Rubrik takes aim at the issue, in part by offering a solution for creating “immutable” backups, which cannot be updated, changed or deleted. This is intended to prevent hackers from encrypting or destroying that backup data, so that victims have something to turn to when trying to restore systems.

Of course, public agencies will have additional concerns to address as well. Boston CISO Greg McCarthy previously said that even those able to restore from backups may feel pressured to pay extortion to stop ransomware actors from leaking sensitive resident information.

DIGITAL TWINS AND OPERATIONAL TECHNOLOGY


Discussing the ransomware space, Krebs noted that operational technology-heavy industries like manufacturing can face particular challenges.

Updating and patching are another essential part of defending against cyber attackers, reducing the number of vulnerabilities that hackers might exploit.
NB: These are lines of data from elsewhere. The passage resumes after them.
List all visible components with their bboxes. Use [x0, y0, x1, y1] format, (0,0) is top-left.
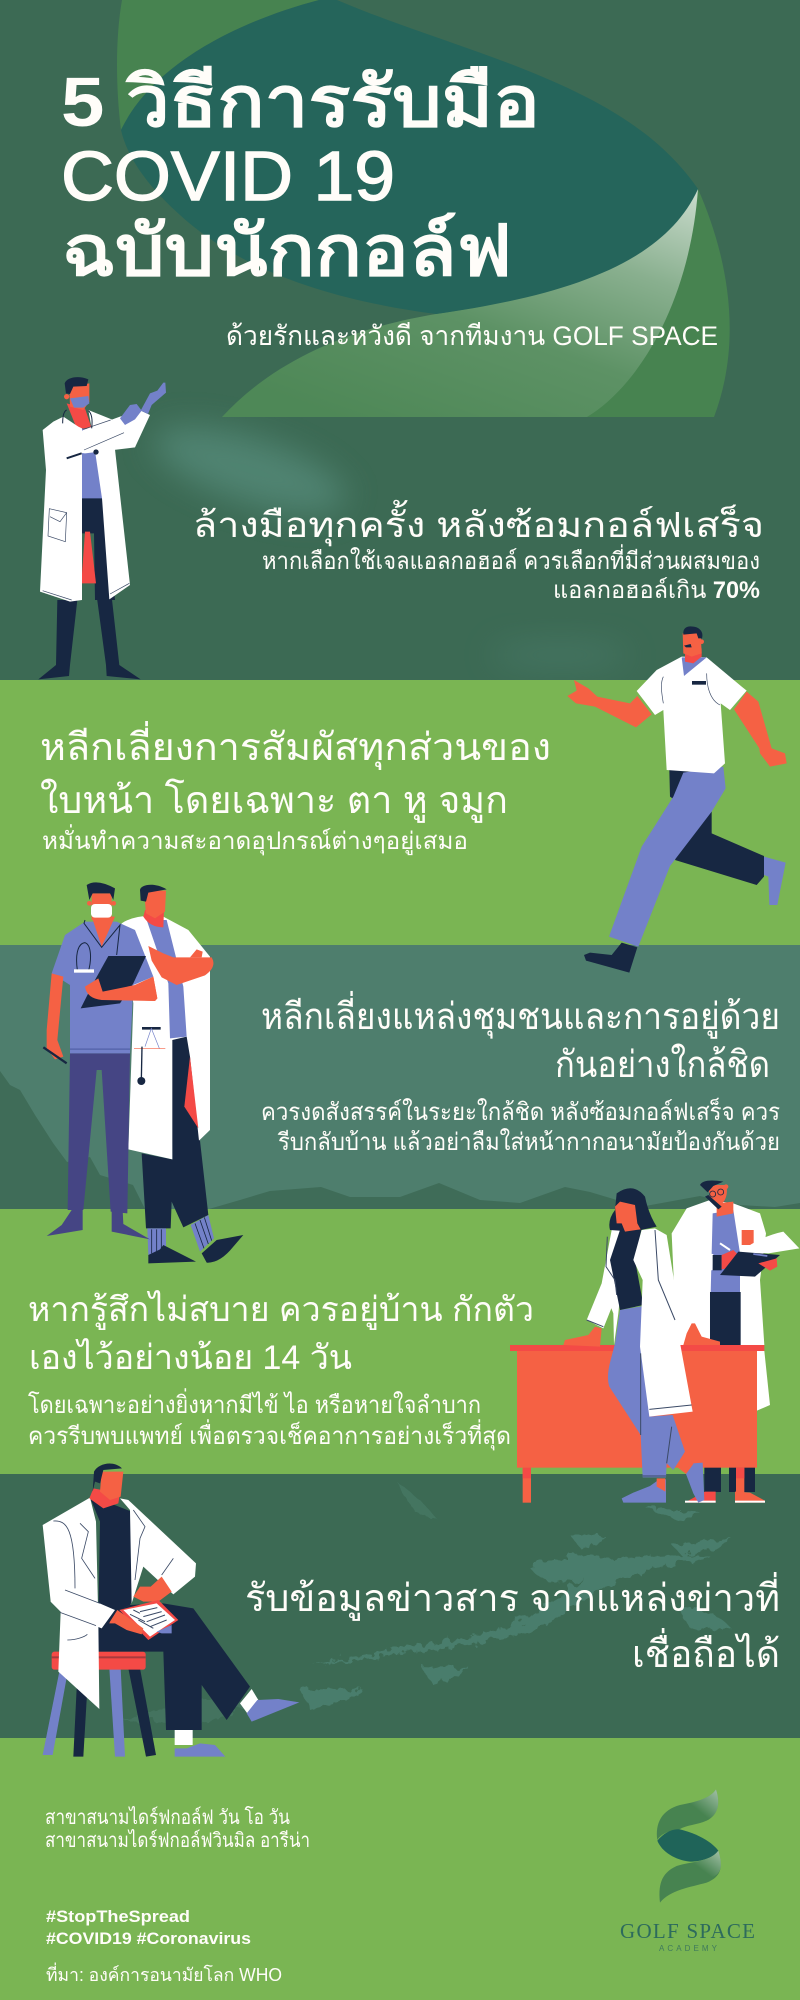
text block: branches: สาขาสนามไดร์ฟกอล์ฟ วัน โอ วัน	[45, 1806, 290, 1829]
title: COVID 19	[61, 137, 395, 215]
decorative leaf: lower green leaf	[222, 189, 730, 417]
panel: section 3 teal band with mountains	[0, 945, 800, 1209]
logo: Golf Space Academy: ACADEMY	[659, 1944, 718, 1953]
text block: branches	[45, 1806, 310, 1852]
decorative leaf: teal leaf	[121, 0, 698, 314]
logo: Golf Space Academy: GOLF SPACE	[620, 1919, 755, 1943]
panel: section 1 dark green background	[0, 0, 800, 680]
text block: trusted news	[245, 1572, 780, 1676]
text block: trusted news: รับข้อมูลข่าวสาร จากแหล่งข่าวที่	[245, 1572, 780, 1621]
icon: seated doctor on stool	[43, 1464, 299, 1757]
text block: avoid touching face: ใบหน้า โดยเฉพาะ ตา หู จมูก	[40, 778, 508, 823]
text block: stay at home: หากรู้สึกไม่สบาย ควรอยู่บ้าน กักตัว	[28, 1290, 534, 1330]
title: 5 วิธีการรับมือ	[61, 63, 540, 141]
text block: hashtags: #COVID19 #Coronavirus	[46, 1929, 251, 1948]
text block: branches: สาขาสนามไดร์ฟกอล์ฟวินมิล อารีน่า	[45, 1829, 310, 1852]
text block: wash hands: หากเลือกใช้เจลแอลกอฮอล์ ควรเลือกที่มีส่วนผสมของ	[262, 544, 760, 575]
text block: stay at home: โดยเฉพาะอย่างยิ่งหากมีไข้ ไอ หรือหายใจลำบาก	[28, 1388, 481, 1419]
text block: avoid touching face: หลีกเลี่ยงการสัมผัสทุกส่วนของ	[40, 721, 551, 770]
title: ฉบับนักกอล์ฟ	[62, 212, 512, 290]
icon: two doctors at orange desk	[510, 1181, 799, 1503]
text block: avoid crowds	[261, 990, 780, 1156]
panel: section 5 dark green band with texture	[0, 1474, 800, 1738]
title	[61, 63, 540, 290]
text block: hashtags	[46, 1907, 251, 1948]
text block: wash hands: แอลกอฮอล์เกิน 70%	[553, 576, 760, 604]
source note: ที่มา: องค์การอนามัยโลก WHO	[46, 1962, 282, 1985]
decorative leaf: upper green leaf	[117, 0, 319, 130]
icon: two doctors standing	[43, 882, 243, 1263]
subtitle: ด้วยรักและหวังดี จากทีมงาน GOLF SPACE	[226, 321, 718, 351]
text block: hashtags: #StopTheSpread	[46, 1907, 190, 1926]
logo: Golf Space Academy	[620, 1789, 755, 1953]
text block: avoid touching face: หมั่นทำความสะอาดอุปกรณ์ต่างๆอยู่เสมอ	[42, 824, 468, 856]
text block: stay at home: ควรรีบพบแพทย์ เพื่อตรวจเช็คอาการอย่างเร็วที่สุด	[28, 1419, 511, 1451]
text block: avoid touching face	[40, 721, 551, 856]
text block: stay at home: เองไว้อย่างน้อย 14 วัน	[29, 1338, 352, 1377]
panel: section 4 green band	[0, 1209, 800, 1474]
text block: wash hands	[193, 499, 764, 604]
text block: wash hands: ล้างมือทุกครั้ง หลังซ้อมกอล์ฟเสร็จ	[193, 499, 764, 546]
icon: running doctor	[567, 626, 787, 973]
panel: footer green band	[0, 1738, 800, 2000]
text block: stay at home	[28, 1290, 534, 1451]
text block: trusted news: เชื่อถือได้	[632, 1628, 780, 1676]
panel: section 2 green band	[0, 680, 800, 945]
icon: doctor with gloves and mask	[38, 377, 166, 679]
text block: avoid crowds: กันอย่างใกล้ชิด	[555, 1043, 770, 1085]
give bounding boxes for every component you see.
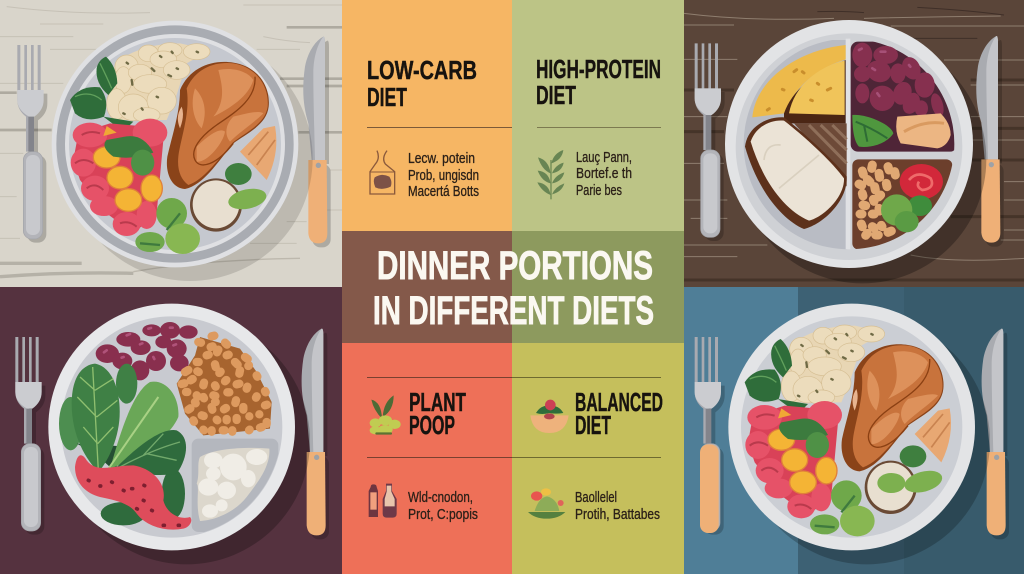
icon: fork — [695, 337, 725, 535]
panel: high-protein plate on dark wood — [684, 0, 1024, 288]
panel: high-protein diet — [512, 0, 684, 232]
text: high-protein notes: Bortef.e th — [576, 166, 632, 182]
heading: plant poop: POOP — [409, 410, 455, 440]
icon: fork — [15, 337, 45, 535]
icon: jar — [370, 151, 395, 194]
heading: balanced diet — [575, 387, 663, 440]
panel: balanced plate on blue background — [684, 287, 1024, 574]
icon: knife — [303, 37, 331, 247]
icon: side leaf — [226, 186, 268, 212]
text: low-carb notes — [408, 151, 479, 200]
plate — [52, 21, 313, 281]
plate — [725, 20, 986, 283]
text: low-carb notes: Prob, ungisdn — [408, 168, 479, 184]
text: low-carb notes: Lecw. potein — [408, 151, 475, 167]
title: IN DIFFERENT DIETS — [373, 289, 654, 333]
plate — [48, 304, 310, 564]
text: high-protein notes: Lauç Pann, — [576, 150, 632, 166]
food: chicken, pasta, tomato salad and greens — [745, 325, 951, 536]
text: balanced notes: Protih, Battabes — [575, 507, 660, 523]
panel: low-carb diet — [342, 0, 512, 232]
icon: salad bowl — [530, 400, 569, 433]
icon: fork — [17, 45, 47, 243]
text: plant notes: Prot, C:popis — [408, 507, 478, 523]
icon: sprout on greens — [370, 395, 401, 435]
panel: low-carb plate on light wood — [0, 0, 342, 288]
heading: low-carb diet: DIET — [367, 82, 407, 112]
heading: low-carb diet — [367, 55, 477, 112]
text: low-carb notes: Macertá Botts — [408, 184, 479, 200]
icon: fork — [695, 43, 725, 241]
panel: title band — [342, 231, 684, 343]
icon: knife — [302, 329, 329, 539]
icon: leaf sprig — [537, 150, 564, 199]
heading: high-protein diet: HIGH-PROTEIN — [536, 54, 661, 84]
food: chicken, pasta, tomato salad and greens — [70, 43, 276, 254]
icon: knife — [976, 36, 1004, 247]
plate — [728, 304, 990, 564]
heading: low-carb diet: LOW-CARB — [367, 55, 477, 85]
text: plant notes: Wld-cnodon, — [408, 490, 473, 506]
heading: plant poop: PLANT — [409, 387, 466, 417]
panel: balanced diet — [512, 343, 684, 574]
text: high-protein notes: Parie bes — [576, 183, 622, 199]
text: balanced notes — [575, 490, 660, 523]
icon: leaves on sauce cup — [877, 467, 945, 496]
title — [373, 244, 654, 333]
icon: salad mound — [528, 488, 565, 519]
heading: plant poop — [409, 387, 466, 440]
heading: balanced diet: BALANCED — [575, 387, 663, 417]
food: greens, beans, red pepper and grains — [59, 322, 278, 532]
icon: bottles — [369, 484, 397, 518]
text: balanced notes: Baollelel — [575, 490, 617, 506]
heading: balanced diet: DIET — [575, 410, 611, 440]
panel: plant plate on plum background — [0, 287, 342, 574]
heading: high-protein diet: DIET — [536, 80, 576, 110]
text: plant notes — [408, 490, 478, 523]
title: DINNER PORTIONS — [377, 244, 653, 288]
text: high-protein notes — [576, 150, 632, 199]
panel: plant diet — [342, 343, 512, 574]
icon: knife — [982, 329, 1009, 539]
heading: high-protein diet — [536, 54, 661, 110]
food: bread, meat and sides in compartments — [741, 37, 957, 253]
But these industries often cannot afford to take their systems offline for long, making it difficult to schedule updates.

Digital twins can help ease this pain, however. Organizations can practice the updating process on a virtual replica of their systems, allowing them to troubleshoot first and catch potential issues before then working with their actual systems, Krebs said.

“The digital twins environment gives you the ability to test all of that in a protected production environment — or quasi production environment — to ensure that everything works,” Krebs said. “If you get the equivalent of the blue screen and death, well, you can go back and you can check your math [and] you can run it again.”
Jule Pattison-Gordon is a senior staff writer for Government Technology. She previously wrote for PYMNTS and The Bay State Banner, and holds a B.A. in creative writing from Carnegie Mellon. She’s based outside Boston.